Ricordo una scena nel film La mia Africa di Sydney Pollack tra Robert Redford (Denys George Finch Hatton) e Meryl Streep (Karen Blixen) che a mio parere è di un’incredibile sensualità. Ovvero quando lui le lava i capelli.
Questo frame cinematografico racchiude un gesto erotico e poco consueto. Ecco perché nel mezzo di tutta questa frenesia virtuale contemporanea elogio il tatto, il tocco, le carezze.
Elogio i preliminari amorosi in cui ci si sfiora: non solo con le mani ma anche con le labbra, con i capelli, con il seno, con i piedi, con tutto il corpo.
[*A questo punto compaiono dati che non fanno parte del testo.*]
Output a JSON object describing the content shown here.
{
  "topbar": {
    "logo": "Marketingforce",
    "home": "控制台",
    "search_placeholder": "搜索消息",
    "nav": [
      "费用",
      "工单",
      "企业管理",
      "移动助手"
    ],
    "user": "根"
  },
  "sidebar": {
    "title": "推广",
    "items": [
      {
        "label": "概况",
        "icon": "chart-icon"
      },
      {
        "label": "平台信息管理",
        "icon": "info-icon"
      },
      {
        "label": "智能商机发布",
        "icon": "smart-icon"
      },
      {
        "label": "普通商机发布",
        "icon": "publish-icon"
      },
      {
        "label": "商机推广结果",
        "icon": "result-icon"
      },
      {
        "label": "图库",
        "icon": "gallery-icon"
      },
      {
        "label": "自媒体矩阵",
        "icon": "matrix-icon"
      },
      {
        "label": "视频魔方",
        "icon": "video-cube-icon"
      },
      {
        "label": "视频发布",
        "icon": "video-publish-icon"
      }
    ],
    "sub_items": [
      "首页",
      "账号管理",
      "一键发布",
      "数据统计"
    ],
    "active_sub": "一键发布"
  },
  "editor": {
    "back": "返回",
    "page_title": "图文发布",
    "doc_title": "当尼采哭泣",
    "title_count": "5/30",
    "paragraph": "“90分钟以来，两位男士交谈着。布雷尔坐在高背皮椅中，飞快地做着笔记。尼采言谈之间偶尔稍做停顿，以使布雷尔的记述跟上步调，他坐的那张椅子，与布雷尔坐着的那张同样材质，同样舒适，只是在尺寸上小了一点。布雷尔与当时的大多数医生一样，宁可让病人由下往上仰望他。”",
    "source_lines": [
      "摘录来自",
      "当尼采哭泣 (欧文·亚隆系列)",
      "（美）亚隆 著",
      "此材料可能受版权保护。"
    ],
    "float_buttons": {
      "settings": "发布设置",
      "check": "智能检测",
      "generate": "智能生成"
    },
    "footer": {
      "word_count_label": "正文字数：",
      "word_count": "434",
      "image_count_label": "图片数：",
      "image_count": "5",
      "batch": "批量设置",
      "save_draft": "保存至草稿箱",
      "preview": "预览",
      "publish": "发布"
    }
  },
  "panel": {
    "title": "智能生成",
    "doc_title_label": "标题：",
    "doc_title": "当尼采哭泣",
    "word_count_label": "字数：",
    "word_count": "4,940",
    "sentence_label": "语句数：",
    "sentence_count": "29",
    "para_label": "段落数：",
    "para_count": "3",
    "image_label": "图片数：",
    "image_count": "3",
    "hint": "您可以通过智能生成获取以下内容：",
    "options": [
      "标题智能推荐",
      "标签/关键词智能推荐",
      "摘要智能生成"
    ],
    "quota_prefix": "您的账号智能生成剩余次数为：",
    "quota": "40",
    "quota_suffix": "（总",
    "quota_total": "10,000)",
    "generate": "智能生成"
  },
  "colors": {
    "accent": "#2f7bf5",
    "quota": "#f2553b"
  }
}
In Oriente si esegue il soapy massage, tecnica ormai conosciuta solo da chi pratica sesso a pagamento. Più precisamente in Giappone, esistono locali tradizionali detti Soapland in cui il cliente viene lavato da una massaggiatrice nuda: si cosparge il corpo di schiuma e in modo sinuoso, con una gestualità lenta e ritmica, provvede a far scivolare i propri attributi sull’uomo disteso. E’ un’esperienza voluttuosa sicuramente poco comoda da praticare a casa propria.
Questo è un esempio, ma spesso anche nei rapporti di grande rapimento erotico, la carezza viene messa in secondo piano perché solitamente si preferisce stringere.
Esistono anche accessori per accarezzare: un semplice foulard di seta, un solleticatore di piume, guanti. Si possono utilizzare fiori o collane di perle. Un’amica mi raccontò che aveva un amante che adorava i suoi capelli lunghi: durante il petting effettuava una sorta di danza sopra di lui in cui lo sfiorava sul petto con la chioma profumata. Ovviamente era una premessa alla fellatio.
La carezza viene associata alla dolcezza e alla delicatezza. Il sesso è anche questo. A volte lo si dimentica.